Julian ağzı onun vajinasıyla aynı hizaya gelene kadar aşağı kaydı, sonra başını eğdi ve dudaklarını onun nemli dudaklarına koydu. Dudakları onun vajinasına değdiğinde onun irkildiğini gördüm, sonra dizlerini yukarı kaldırdı ve bacaklarını açtı, iki elini de onun başına koydu.
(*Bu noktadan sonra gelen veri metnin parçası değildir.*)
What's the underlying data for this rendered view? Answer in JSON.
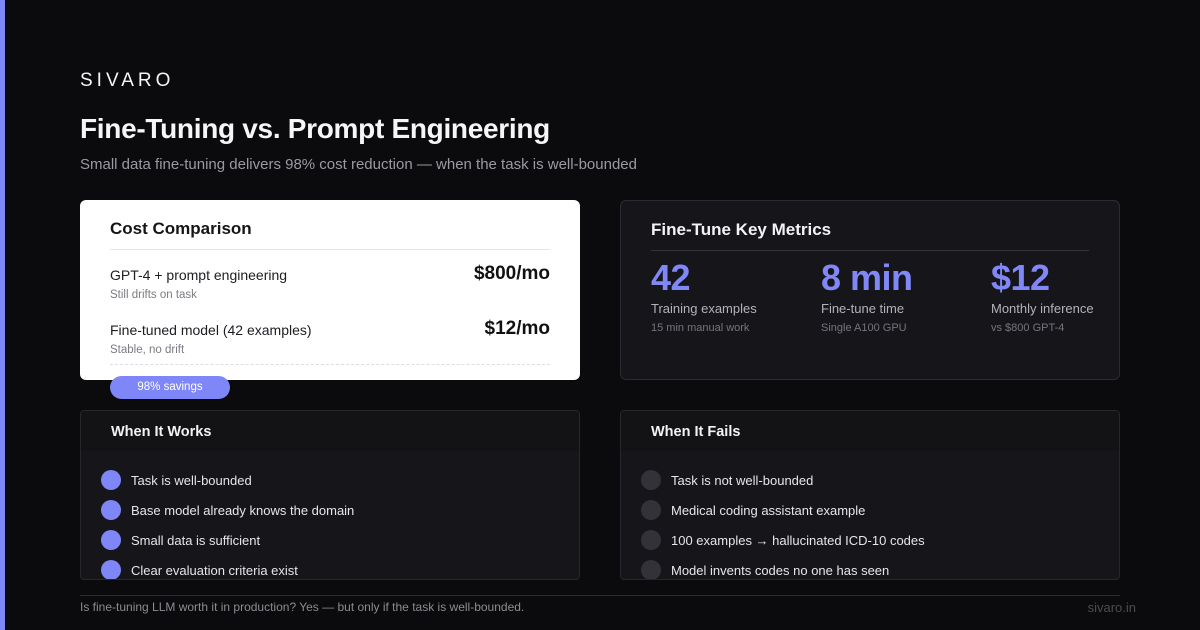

Julian yüzünü yakınına bastırdı ve başını bir yandan diğer yana hareket ettirerek titreşimli bir ses çıkardı. Julian inlemeye başladı, sabit bir şekilde, boğazının altından, ve Julian emmesini yoğunlaştırdı ve onun inlemeleri boğazında daha yüksek ve daha derin hale geldi.
Onu yerken, mutfak lavabosunda onun amını yediğim zamanı düşündüm, önünde diz çöküp bacaklarını her iki elimle ayırarak, adanmış bir şekilde yalayıp emerek. Klitorisinde bir çift dudak ve derinlerine gömülmüş bir dil olmasını seviyordu ve ben şapır şupur yutarken o da guruldadı ve ayrıca elleri başımın üstündeydi, beni önünde tutuyordu.
Bunu yapmak harikaydı, ancak bunu yaparken görebilmek deneyimi daha da zenginleştirdi ve onu Julian’la izleyebilmek bunu daha da üst bir seviyeye taşıdı. Açıklaması benim için zor, ancak bana birçok farklı evlilik türü olduğunu ve her çiftin kendi yaklaşımını, amacını ve kişisel evlilik tarzını seçtiğini fark ettirdi.